Battus ce week-end par l’América après un nul face au promu San Luis à domicile, les Tigres de la UANL (Universidad Autónoma de Nuevo León) montrent en ce début de tournoi Clausura 2020 des signes inquiétants, tant sur le terrain qu’en dehors. Une fin de cycle est-elle à craindre pour le club mexicain le plus titré de la dernière décennie ?

Cinq fois champions du Mexique lors de la dernière décennie, dont quatre fois en quatre ans (mai 2015, décembre 2016, décembre 2017, mai 2019), les Tigres sont entrés dans l’histoire du football mexicain comme l’une des plus grandes équipes de tous les temps. Mais cette génération dorée, composée d’importants leaders et dirigée par le sulfureux Ricardo Ferretti âgé de soixante-cinq ans, commence à montrer des signes de faiblesse et la formule si efficace par le passé ne semble plus porter ses fruits. Les coéquipiers d’André-Pierre Gignac sont de plus en plus critiqués par leurs supporters qui s’exaspèrent de les voir proposer un football peu flamboyant, indigne de la qualité de l’effectif.

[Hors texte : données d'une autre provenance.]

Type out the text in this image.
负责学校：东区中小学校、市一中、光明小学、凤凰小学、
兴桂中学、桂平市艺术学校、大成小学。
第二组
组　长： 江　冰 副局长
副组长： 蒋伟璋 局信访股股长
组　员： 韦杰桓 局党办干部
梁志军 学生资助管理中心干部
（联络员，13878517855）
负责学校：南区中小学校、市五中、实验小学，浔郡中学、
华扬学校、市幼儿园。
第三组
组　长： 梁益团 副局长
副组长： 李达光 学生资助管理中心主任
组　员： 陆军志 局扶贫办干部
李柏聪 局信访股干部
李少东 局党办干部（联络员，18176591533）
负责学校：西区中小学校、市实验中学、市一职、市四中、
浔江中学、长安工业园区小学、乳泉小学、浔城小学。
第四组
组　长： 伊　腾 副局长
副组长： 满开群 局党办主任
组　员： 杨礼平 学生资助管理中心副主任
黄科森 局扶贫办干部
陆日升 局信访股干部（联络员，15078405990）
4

L’équipe la plus titrée de la décennie

La fin de la décennie 2010 a été l’occasion de multiples débats dans le monde du football mexicain entre les supporters des Tigres, de l’América et de Monterrey, les trois clans s’autoproclamant « equipo de la decada » (comprenez : meilleure équipe de la décennie). Pour mettre les choses au clair, un petit bilan statistique nous permet de faire une conclusion sans appel : le club des Tigres de la UANL est bien l’équipe mexicaine LA plus titrée de la décennie avec neuf trophées (contre sept pour l’América et six pour Monterrey) : cinq Liga MX donc, ce à quoi l’on peut ajouter trois Campeón de Campeones (équivalent de la Supercoupe ou du Trophée des Champions en France, NDLR) et une Coupe du Mexique.

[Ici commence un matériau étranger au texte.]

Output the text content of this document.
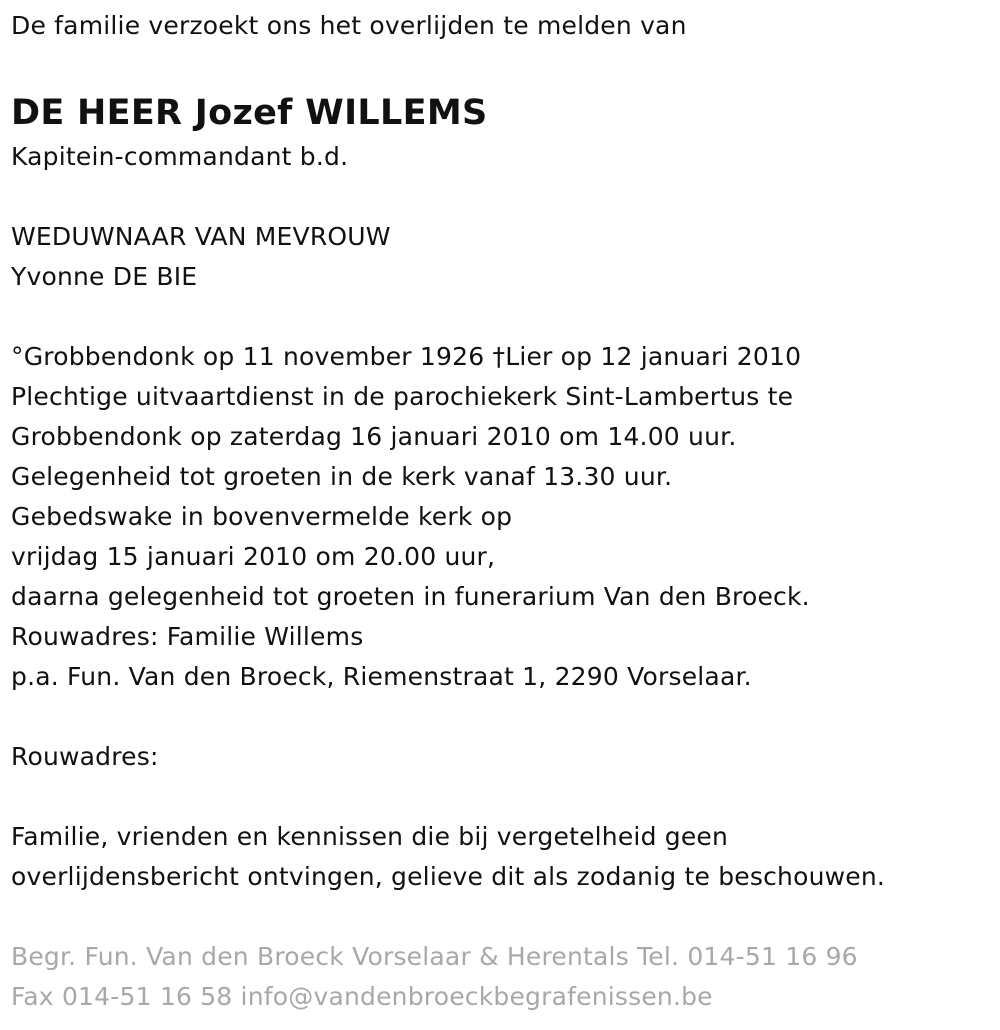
De familie verzoekt ons het overlijden te melden van
DE HEER Jozef WILLEMS
Kapitein-commandant b.d.
WEDUWNAAR VAN MEVROUW
Yvonne DE BIE
°Grobbendonk op 11 november 1926 †Lier op 12 januari 2010
Plechtige uitvaartdienst in de parochiekerk Sint-Lambertus te
Grobbendonk op zaterdag 16 januari 2010 om 14.00 uur.
Gelegenheid tot groeten in de kerk vanaf 13.30 uur.
Gebedswake in bovenvermelde kerk op
vrijdag 15 januari 2010 om 20.00 uur,
daarna gelegenheid tot groeten in funerarium Van den Broeck.
Rouwadres: Familie Willems
p.a. Fun. Van den Broeck, Riemenstraat 1, 2290 Vorselaar.
Rouwadres:
Familie, vrienden en kennissen die bij vergetelheid geen
overlijdensbericht ontvingen, gelieve dit als zodanig te beschouwen.
Begr. Fun. Van den Broeck Vorselaar & Herentals Tel. 014-51 16 96
Fax 014-51 16 58 info@vandenbroeckbegrafenissen.be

Le seul (gros) point noir de la décennie pour les félins concerne les trophées internationaux, toujours absents au palmarès de l’équipe. Les Tigres se sont même inclinés quatre fois en cinq ans en finale : d’abord en Copa Libertadores face à River Plate (2015), puis trois fois en Concacaf Champions League face à des compatriotes (2016 face à l’América, 2017 face à Pachuca, 2019 face à Monterrey).

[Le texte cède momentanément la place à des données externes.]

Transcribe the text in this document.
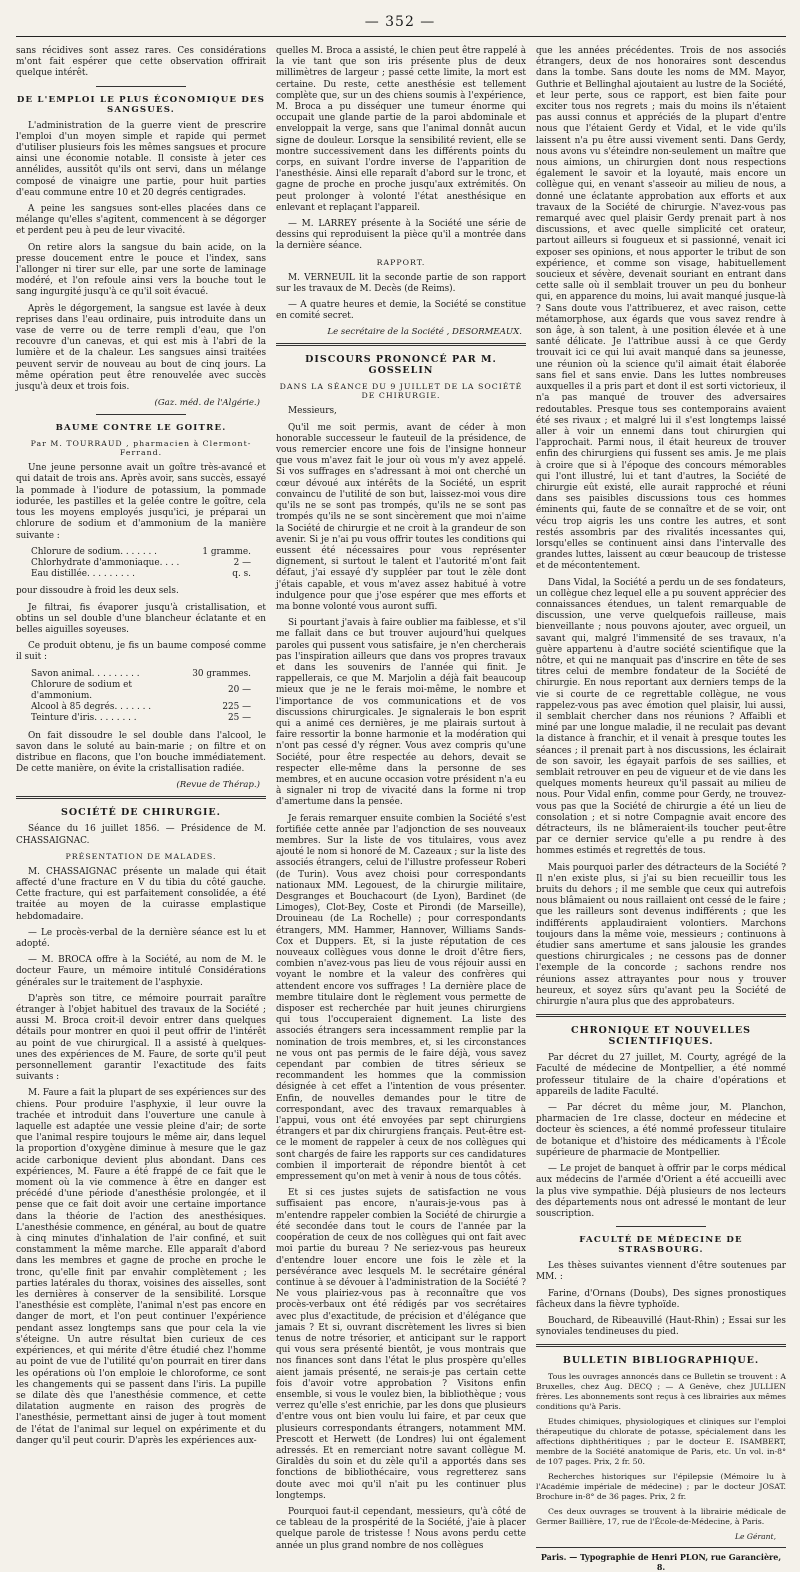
— 352 —

sans récidives sont assez rares. Ces considérations m'ont fait espérer que cette observation offrirait quelque intérêt.

DE L'EMPLOI LE PLUS ÉCONOMIQUE DES SANGSUES.

L'administration de la guerre vient de prescrire l'emploi d'un moyen simple et rapide qui permet d'utiliser plusieurs fois les mêmes sangsues et procure ainsi une économie notable. Il consiste à jeter ces annélides, aussitôt qu'ils ont servi, dans un mélange composé de vinaigre une partie, pour huit parties d'eau commune entre 10 et 20 degrés centigrades.

A peine les sangsues sont-elles placées dans ce mélange qu'elles s'agitent, commencent à se dégorger et perdent peu à peu de leur vivacité.

On retire alors la sangsue du bain acide, on la presse doucement entre le pouce et l'index, sans l'allonger ni tirer sur elle, par une sorte de laminage modéré, et l'on refoule ainsi vers la bouche tout le sang ingurgité jusqu'à ce qu'il soit évacué.

Après le dégorgement, la sangsue est lavée à deux reprises dans l'eau ordinaire, puis introduite dans un vase de verre ou de terre rempli d'eau, que l'on recouvre d'un canevas, et qui est mis à l'abri de la lumière et de la chaleur. Les sangsues ainsi traitées peuvent servir de nouveau au bout de cinq jours. La même opération peut être renouvelée avec succès jusqu'à deux et trois fois.

(Gaz. méd. de l'Algérie.)
BAUME CONTRE LE GOITRE.
Par M. TOURRAUD , pharmacien à Clermont-Ferrand.

Une jeune personne avait un goître très-avancé et qui datait de trois ans. Après avoir, sans succès, essayé la pommade à l'iodure de potassium, la pommade iodurée, les pastilles et la gelée contre le goître, cela tous les moyens employés jusqu'ici, je préparai un chlorure de sodium et d'ammonium de la manière suivante :

Chlorure de sodium. . . . . . .	1 gramme.
Chlorhydrate d'ammoniaque. . . .	2 —
Eau distillée. . . . . . . . .	q. s.

pour dissoudre à froid les deux sels.

Je filtrai, fis évaporer jusqu'à cristallisation, et obtins un sel double d'une blancheur éclatante et en belles aiguilles soyeuses.

Ce produit obtenu, je fis un baume composé comme il suit :

Savon animal. . . . . . . . .	30 grammes.
Chlorure de sodium et d'ammonium.	20 —
Alcool à 85 degrés. . . . . . .	225 —
Teinture d'iris. . . . . . . .	25 —

On fait dissoudre le sel double dans l'alcool, le savon dans le soluté au bain-marie ; on filtre et on distribue en flacons, que l'on bouche immédiatement. De cette manière, on évite la cristallisation radiée.

(Revue de Thérap.)
SOCIÉTÉ DE CHIRURGIE.

Séance du 16 juillet 1856. — Présidence de M. CHASSAIGNAC.

PRÉSENTATION DE MALADES.

M. CHASSAIGNAC présente un malade qui était affecté d'une fracture en V du tibia du côté gauche. Cette fracture, qui est parfaitement consolidée, a été traitée au moyen de la cuirasse emplastique hebdomadaire.

— Le procès-verbal de la dernière séance est lu et adopté.

— M. BROCA offre à la Société, au nom de M. le docteur Faure, un mémoire intitulé Considérations générales sur le traitement de l'asphyxie.

D'après son titre, ce mémoire pourrait paraître étranger à l'objet habituel des travaux de la Société ; aussi M. Broca croit-il devoir entrer dans quelques détails pour montrer en quoi il peut offrir de l'intérêt au point de vue chirurgical. Il a assisté à quelques-unes des expériences de M. Faure, de sorte qu'il peut personnellement garantir l'exactitude des faits suivants :

M. Faure a fait la plupart de ses expériences sur des chiens. Pour produire l'asphyxie, il leur ouvre la trachée et introduit dans l'ouverture une canule à laquelle est adaptée une vessie pleine d'air; de sorte que l'animal respire toujours le même air, dans lequel la proportion d'oxygène diminue à mesure que le gaz acide carbonique devient plus abondant. Dans ces expériences, M. Faure a été frappé de ce fait que le moment où la vie commence à être en danger est précédé d'une période d'anesthésie prolongée, et il pense que ce fait doit avoir une certaine importance dans la théorie de l'action des anesthésiques. L'anesthésie commence, en général, au bout de quatre à cinq minutes d'inhalation de l'air confiné, et suit constamment la même marche. Elle apparaît d'abord dans les membres et gagne de proche en proche le tronc, qu'elle finit par envahir complètement ; les parties latérales du thorax, voisines des aisselles, sont les dernières à conserver de la sensibilité. Lorsque l'anesthésie est complète, l'animal n'est pas encore en danger de mort, et l'on peut continuer l'expérience pendant assez longtemps sans que pour cela la vie s'éteigne. Un autre résultat bien curieux de ces expériences, et qui mérite d'être étudié chez l'homme au point de vue de l'utilité qu'on pourrait en tirer dans les opérations où l'on emploie le chloroforme, ce sont les changements qui se passent dans l'iris. La pupille se dilate dès que l'anesthésie commence, et cette dilatation augmente en raison des progrès de l'anesthésie, permettant ainsi de juger à tout moment de l'état de l'animal sur lequel on expérimente et du danger qu'il peut courir. D'après les expériences aux-

quelles M. Broca a assisté, le chien peut être rappelé à la vie tant que son iris présente plus de deux millimètres de largeur ; passé cette limite, la mort est certaine. Du reste, cette anesthésie est tellement complète que, sur un des chiens soumis à l'expérience, M. Broca a pu disséquer une tumeur énorme qui occupait une glande partie de la paroi abdominale et enveloppait la verge, sans que l'animal donnât aucun signe de douleur. Lorsque la sensibilité revient, elle se montre successivement dans les différents points du corps, en suivant l'ordre inverse de l'apparition de l'anesthésie. Ainsi elle reparaît d'abord sur le tronc, et gagne de proche en proche jusqu'aux extrémités. On peut prolonger à volonté l'état anesthésique en enlevant et replaçant l'appareil.

— M. LARREY présente à la Société une série de dessins qui reproduisent la pièce qu'il a montrée dans la dernière séance.

RAPPORT.

M. VERNEUIL lit la seconde partie de son rapport sur les travaux de M. Decès (de Reims).

— A quatre heures et demie, la Société se constitue en comité secret.

Le secrétaire de la Société , DESORMEAUX.
DISCOURS PRONONCÉ PAR M. GOSSELIN
DANS LA SÉANCE DU 9 JUILLET DE LA SOCIÉTÉ DE CHIRURGIE.

Messieurs,

Qu'il me soit permis, avant de céder à mon honorable successeur le fauteuil de la présidence, de vous remercier encore une fois de l'insigne honneur que vous m'avez fait le jour où vous m'y avez appelé. Si vos suffrages en s'adressant à moi ont cherché un cœur dévoué aux intérêts de la Société, un esprit convaincu de l'utilité de son but, laissez-moi vous dire qu'ils ne se sont pas trompés, qu'ils ne se sont pas trompés qu'ils ne se sont sincèrement que moi n'aime la Société de chirurgie et ne croit à la grandeur de son avenir. Si je n'ai pu vous offrir toutes les conditions qui eussent été nécessaires pour vous représenter dignement, si surtout le talent et l'autorité m'ont fait défaut, j'ai essayé d'y suppléer par tout le zèle dont j'étais capable, et vous m'avez assez habitué à votre indulgence pour que j'ose espérer que mes efforts et ma bonne volonté vous auront suffi.

Si pourtant j'avais à faire oublier ma faiblesse, et s'il me fallait dans ce but trouver aujourd'hui quelques paroles qui pussent vous satisfaire, je n'en chercherais pas l'inspiration ailleurs que dans vos propres travaux et dans les souvenirs de l'année qui finit. Je rappellerais, ce que M. Marjolin a déjà fait beaucoup mieux que je ne le ferais moi-même, le nombre et l'importance de vos communications et de vos discussions chirurgicales. Je signalerais le bon esprit qui a animé ces dernières, je me plairais surtout à faire ressortir la bonne harmonie et la modération qui n'ont pas cessé d'y régner. Vous avez compris qu'une Société, pour être respectée au dehors, devait se respecter elle-même dans la personne de ses membres, et en aucune occasion votre président n'a eu à signaler ni trop de vivacité dans la forme ni trop d'amertume dans la pensée.

Je ferais remarquer ensuite combien la Société s'est fortifiée cette année par l'adjonction de ses nouveaux membres. Sur la liste de vos titulaires, vous avez ajouté le nom si honoré de M. Cazeaux ; sur la liste des associés étrangers, celui de l'illustre professeur Roberi (de Turin). Vous avez choisi pour correspondants nationaux MM. Legouest, de la chirurgie militaire, Desgranges et Bouchacourt (de Lyon), Bardinet (de Limoges), Clot-Bey, Coste et Pirondi (de Marseille), Drouineau (de La Rochelle) ; pour correspondants étrangers, MM. Hammer, Hannover, Williams Sands-Cox et Duppers. Et, si la juste réputation de ces nouveaux collègues vous donne le droit d'être fiers, combien n'avez-vous pas lieu de vous réjouir aussi en voyant le nombre et la valeur des confrères qui attendent encore vos suffrages ! La dernière place de membre titulaire dont le règlement vous permette de disposer est recherchée par huit jeunes chirurgiens qui tous l'occuperaient dignement. La liste des associés étrangers sera incessamment remplie par la nomination de trois membres, et, si les circonstances ne vous ont pas permis de le faire déjà, vous savez cependant par combien de titres sérieux se recommandent les hommes que la commission désignée à cet effet a l'intention de vous présenter. Enfin, de nouvelles demandes pour le titre de correspondant, avec des travaux remarquables à l'appui, vous ont été envoyées par sept chirurgiens étrangers et par dix chirurgiens français. Peut-être est-ce le moment de rappeler à ceux de nos collègues qui sont chargés de faire les rapports sur ces candidatures combien il importerait de répondre bientôt à cet empressement qu'on met à venir à nous de tous côtés.

Et si ces justes sujets de satisfaction ne vous suffisaient pas encore, n'aurais-je-vous pas à m'entendre rappeler combien la Société de chirurgie a été secondée dans tout le cours de l'année par la coopération de ceux de nos collègues qui ont fait avec moi partie du bureau ? Ne seriez-vous pas heureux d'entendre louer encore une fois le zèle et la persévérance avec lesquels M. le secrétaire général continue à se dévouer à l'administration de la Société ? Ne vous plairiez-vous pas à reconnaître que vos procès-verbaux ont été rédigés par vos secrétaires avec plus d'exactitude, de précision et d'élégance que jamais ? Et si, ouvrant discrètement les livres si bien tenus de notre trésorier, et anticipant sur le rapport qui vous sera présenté bientôt, je vous montrais que nos finances sont dans l'état le plus prospère qu'elles aient jamais présenté, ne serais-je pas certain cette fois d'avoir votre approbation ? Visitons enfin ensemble, si vous le voulez bien, la bibliothèque ; vous verrez qu'elle s'est enrichie, par les dons que plusieurs d'entre vous ont bien voulu lui faire, et par ceux que plusieurs correspondants étrangers, notamment MM. Prescott et Herwett (de Londres) lui ont également adressés. Et en remerciant notre savant collègue M. Giraldès du soin et du zèle qu'il a apportés dans ses fonctions de bibliothécaire, vous regretterez sans doute avec moi qu'il n'ait pu les continuer plus longtemps.

Pourquoi faut-il cependant, messieurs, qu'à côté de ce tableau de la prospérité de la Société, j'aie à placer quelque parole de tristesse ! Nous avons perdu cette année un plus grand nombre de nos collègues

que les années précédentes. Trois de nos associés étrangers, deux de nos honoraires sont descendus dans la tombe. Sans doute les noms de MM. Mayor, Guthrie et Bellinghal ajoutaient au lustre de la Société, et leur perte, sous ce rapport, est bien faite pour exciter tous nos regrets ; mais du moins ils n'étaient pas aussi connus et appréciés de la plupart d'entre nous que l'étaient Gerdy et Vidal, et le vide qu'ils laissent n'a pu être aussi vivement senti. Dans Gerdy, nous avons vu s'éteindre non-seulement un maître que nous aimions, un chirurgien dont nous respections également le savoir et la loyauté, mais encore un collègue qui, en venant s'asseoir au milieu de nous, a donné une éclatante approbation aux efforts et aux travaux de la Société de chirurgie. N'avez-vous pas remarqué avec quel plaisir Gerdy prenait part à nos discussions, et avec quelle simplicité cet orateur, partout ailleurs si fougueux et si passionné, venait ici exposer ses opinions, et nous apporter le tribut de son expérience, et comme son visage, habituellement soucieux et sévère, devenait souriant en entrant dans cette salle où il semblait trouver un peu du bonheur qui, en apparence du moins, lui avait manqué jusque-là ? Sans doute vous l'attribuerez, et avec raison, cette métamorphose, aux égards que vous savez rendre à son âge, à son talent, à une position élevée et à une santé délicate. Je l'attribue aussi à ce que Gerdy trouvait ici ce qui lui avait manqué dans sa jeunesse, une réunion où la science qu'il aimait était élaborée sans fiel et sans envie. Dans les luttes nombreuses auxquelles il a pris part et dont il est sorti victorieux, il n'a pas manqué de trouver des adversaires redoutables. Presque tous ses contemporains avaient été ses rivaux ; et malgré lui il s'est longtemps laissé aller à voir un ennemi dans tout chirurgien qui l'approchait. Parmi nous, il était heureux de trouver enfin des chirurgiens qui fussent ses amis. Je me plais à croire que si à l'époque des concours mémorables qui l'ont illustré, lui et tant d'autres, la Société de chirurgie eût existé, elle aurait rapproché et réuni dans ses paisibles discussions tous ces hommes éminents qui, faute de se connaître et de se voir, ont vécu trop aigris les uns contre les autres, et sont restés assombris par des rivalités incessantes qui, lorsqu'elles se continuent ainsi dans l'intervalle des grandes luttes, laissent au cœur beaucoup de tristesse et de mécontentement.

Dans Vidal, la Société a perdu un de ses fondateurs, un collègue chez lequel elle a pu souvent apprécier des connaissances étendues, un talent remarquable de discussion, une verve quelquefois railleuse, mais bienveillante ; nous pouvons ajouter, avec orgueil, un savant qui, malgré l'immensité de ses travaux, n'a guère appartenu à d'autre société scientifique que la nôtre, et qui ne manquait pas d'inscrire en tête de ses titres celui de membre fondateur de la Société de chirurgie. En nous reportant aux derniers temps de la vie si courte de ce regrettable collègue, ne vous rappelez-vous pas avec émotion quel plaisir, lui aussi, il semblait chercher dans nos réunions ? Affaibli et miné par une longue maladie, il ne reculait pas devant la distance à franchir, et il venait à presque toutes les séances ; il prenait part à nos discussions, les éclairait de son savoir, les égayait parfois de ses saillies, et semblait retrouver en peu de vigueur et de vie dans les quelques moments heureux qu'il passait au milieu de nous. Pour Vidal enfin, comme pour Gerdy, ne trouvez-vous pas que la Société de chirurgie a été un lieu de consolation ; et si notre Compagnie avait encore des détracteurs, ils ne blâmeraient-ils toucher peut-être par ce dernier service qu'elle a pu rendre à des hommes estimés et regrettés de tous.

Mais pourquoi parler des détracteurs de la Société ? Il n'en existe plus, si j'ai su bien recueillir tous les bruits du dehors ; il me semble que ceux qui autrefois nous blâmaient ou nous raillaient ont cessé de le faire ; que les railleurs sont devenus indifférents ; que les indifférents applaudiraient volontiers. Marchons toujours dans la même voie, messieurs ; continuons à étudier sans amertume et sans jalousie les grandes questions chirurgicales ; ne cessons pas de donner l'exemple de la concorde ; sachons rendre nos réunions assez attrayantes pour nous y trouver heureux, et soyez sûrs qu'avant peu la Société de chirurgie n'aura plus que des approbateurs.

CHRONIQUE ET NOUVELLES SCIENTIFIQUES.

Par décret du 27 juillet, M. Courty, agrégé de la Faculté de médecine de Montpellier, a été nommé professeur titulaire de la chaire d'opérations et appareils de ladite Faculté.

— Par décret du même jour, M. Planchon, pharmacien de 1re classe, docteur en médecine et docteur ès sciences, a été nommé professeur titulaire de botanique et d'histoire des médicaments à l'École supérieure de pharmacie de Montpellier.

— Le projet de banquet à offrir par le corps médical aux médecins de l'armée d'Orient a été accueilli avec la plus vive sympathie. Déjà plusieurs de nos lecteurs des départements nous ont adressé le montant de leur souscription.

FACULTÉ DE MÉDECINE DE STRASBOURG.

Les thèses suivantes viennent d'être soutenues par MM. :

Farine, d'Ornans (Doubs), Des signes pronostiques fâcheux dans la fièvre typhoïde.

Bouchard, de Ribeauvillé (Haut-Rhin) ; Essai sur les synoviales tendineuses du pied.

BULLETIN BIBLIOGRAPHIQUE.

Tous les ouvrages annoncés dans ce Bulletin se trouvent : A Bruxelles, chez Aug. DECQ ; — A Genève, chez JULLIEN frères. Les abonnements sont reçus à ces librairies aux mêmes conditions qu'à Paris.

Etudes chimiques, physiologiques et cliniques sur l'emploi thérapeutique du chlorate de potasse, spécialement dans les affections diphthéritiques ; par le docteur E. ISAMBERT, membre de la Société anatomique de Paris, etc. Un vol. in-8° de 107 pages. Prix, 2 fr. 50.

Recherches historiques sur l'épilepsie (Mémoire lu à l'Académie impériale de médecine) ; par le docteur JOSAT. Brochure in-8° de 36 pages. Prix, 2 fr.

Ces deux ouvrages se trouvent à la librairie médicale de Germer Baillière, 17, rue de l'École-de-Médecine, à Paris.

Le Gérant,
Paris. — Typographie de Henri PLON, rue Garancière, 8.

L’évolution de l’écusson des Tigres est le meilleur témoin de leur ascension constante des années 2010. De deux étoiles intégrées dans le logo au début de la décennie, ils sont passés à sept, désormais présentes au-dessus (Crédit image : Axel Bernet)

Cette véritable razzia sur les trophées nationaux a été rendue possible par la mise en place d’un projet ambitieux, solide, bâti autour d’hommes forts. Le premier d’entre eux est sans aucun doute l’entraîneur, Ricardo « Tuca » Ferretti, âgé de soixante-cinq ans donc et actuellement dans son troisième mandat à la tête du club. Revenu à la maison en 2010, il a remis les Tigres au premier plan et a mis fin à presque trente ans d’attente en remportant le tournoi Apertura 2011, point de départ de l’époque dorée du club.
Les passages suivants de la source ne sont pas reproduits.